Blika - z tym bólem - rwa to po porodzie przechodzi bo jest to spowodowane uciskiem nerwu przez główkę dzidzi, a z tą szyjka to jestes szczęściara że tak szybciutko i bezboleśnie cie pani dodtor zbadala. Mój lekarz to nie jest taki delikatniutki. Wkłada te swoje rozszeżadła i na ostatnich 2 wizytach to ledwo zeszłam sama z fotela. A teraz jak brzusio coraz większy to juz nie wiem jak bedzie chyba nmnie będą ściągac.

Xeone - a widzisz z tym winem to prawda przypomniało mi sie ze mojej siostrze na anamie to lekarz zalecił pić czerwone wino - i najlepiej żeby to była tak zwana "bycza krew" - na etykiecie ma byka. No ale moja siostra nie jest w ciąży. Choć te wino jest deserowe i ma stosunkowo nie wiele procentów.

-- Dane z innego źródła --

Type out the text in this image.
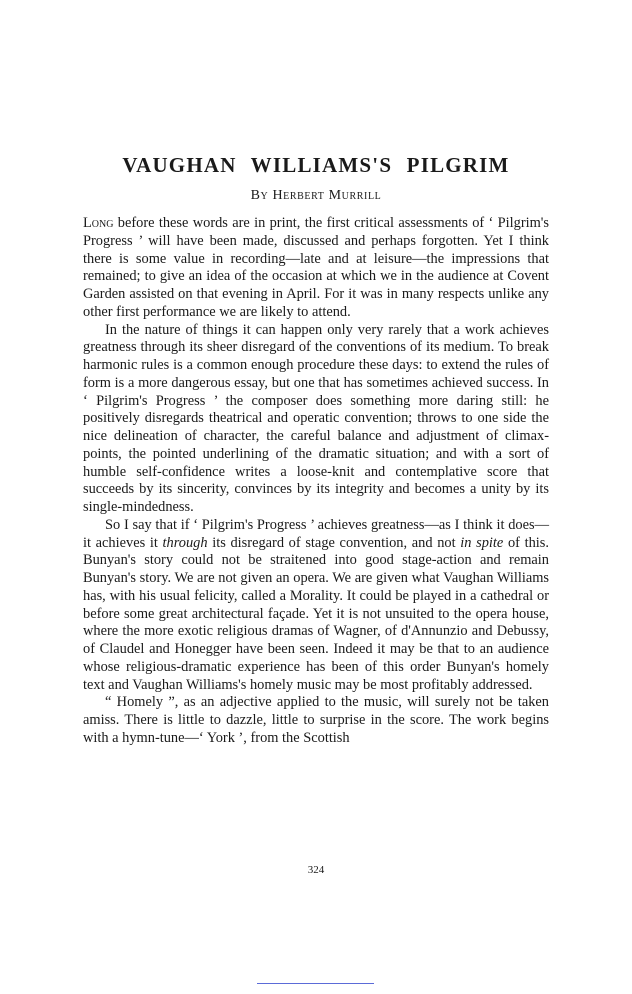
VAUGHAN WILLIAMS'S PILGRIM
By Herbert Murrill

Long before these words are in print, the first critical assessments of ‘ Pilgrim's Progress ’ will have been made, discussed and perhaps forgotten. Yet I think there is some value in recording—late and at leisure—the impressions that remained; to give an idea of the occasion at which we in the audience at Covent Garden assisted on that evening in April. For it was in many respects unlike any other first performance we are likely to attend.

In the nature of things it can happen only very rarely that a work achieves greatness through its sheer disregard of the conventions of its medium. To break harmonic rules is a common enough procedure these days: to extend the rules of form is a more dangerous essay, but one that has sometimes achieved success. In ‘ Pilgrim's Progress ’ the composer does something more daring still: he positively disregards theatrical and operatic convention; throws to one side the nice delineation of character, the careful balance and adjustment of climax-points, the pointed underlining of the dramatic situation; and with a sort of humble self-confidence writes a loose-knit and contemplative score that succeeds by its sincerity, convinces by its integrity and becomes a unity by its single-mindedness.

So I say that if ‘ Pilgrim's Progress ’ achieves greatness—as I think it does—it achieves it through its disregard of stage convention, and not in spite of this. Bunyan's story could not be straitened into good stage-action and remain Bunyan's story. We are not given an opera. We are given what Vaughan Williams has, with his usual felicity, called a Morality. It could be played in a cathedral or before some great architectural façade. Yet it is not unsuited to the opera house, where the more exotic religious dramas of Wagner, of d'Annunzio and Debussy, of Claudel and Honegger have been seen. Indeed it may be that to an audience whose religious-dramatic experience has been of this order Bunyan's homely text and Vaughan Williams's homely music may be most profitably addressed.

“ Homely ”, as an adjective applied to the music, will surely not be taken amiss. There is little to dazzle, little to surprise in the score. The work begins with a hymn-tune—‘ York ’, from the Scottish

324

Przeczytałam o tych porodach i mam pytanie. Czy wy się jakoś umawiacie do szpitala, zapisujecie? Wkońcu nie wiadomo kiedy przyjdzie tak dokładnie czas. A to możliwe żeby powiedzieli nie mamy miejsc spadać do innego szpitala?
 
W Krakowie, do porodu naturalnego nie trzeba mieć skierowania ani się wcześniej umawiać. Tak na prawdę to przecież nie wiemy kiedy urodzimy i chyba ciężko by było się umówić. Jak masz mieć planowe cc to wtedy trzeba przyjśc wcześniej na konsultację (w "moim" szpitalu rozmawiasz z ordynatorem) i się umówić na konkretny termin. Oczywiście jeśli akcja porodowa zacznie się wcześniej to możesz normalnie przyjechac.
Jeśli chodzi o odsyłanie rodzących do innych szpitali to sama juz nie wiem jak jest. Mój lekarz i na dniach otwartych mówili, że nie ma takiej możliwości żeby nie przyjęli rodzącej kobiety i ją gdzieś odesłali ale w zeszłym tygodniu kolezanka opowiadała mi, że jej znajomą odesłali z 3 szpitali i dopiero w czwartym urodziła. Miejmy nadzieję, że we wrześniu nie będą już strajkować i nie będziemy musiały tułać się po całym mieście w poszukiwaniu wolnych miejsc na porodówce.
 
witam, dawno się ni eudzielałam,tylko podczytuję i jak mnie nie mam to rozmowa wrze na całego.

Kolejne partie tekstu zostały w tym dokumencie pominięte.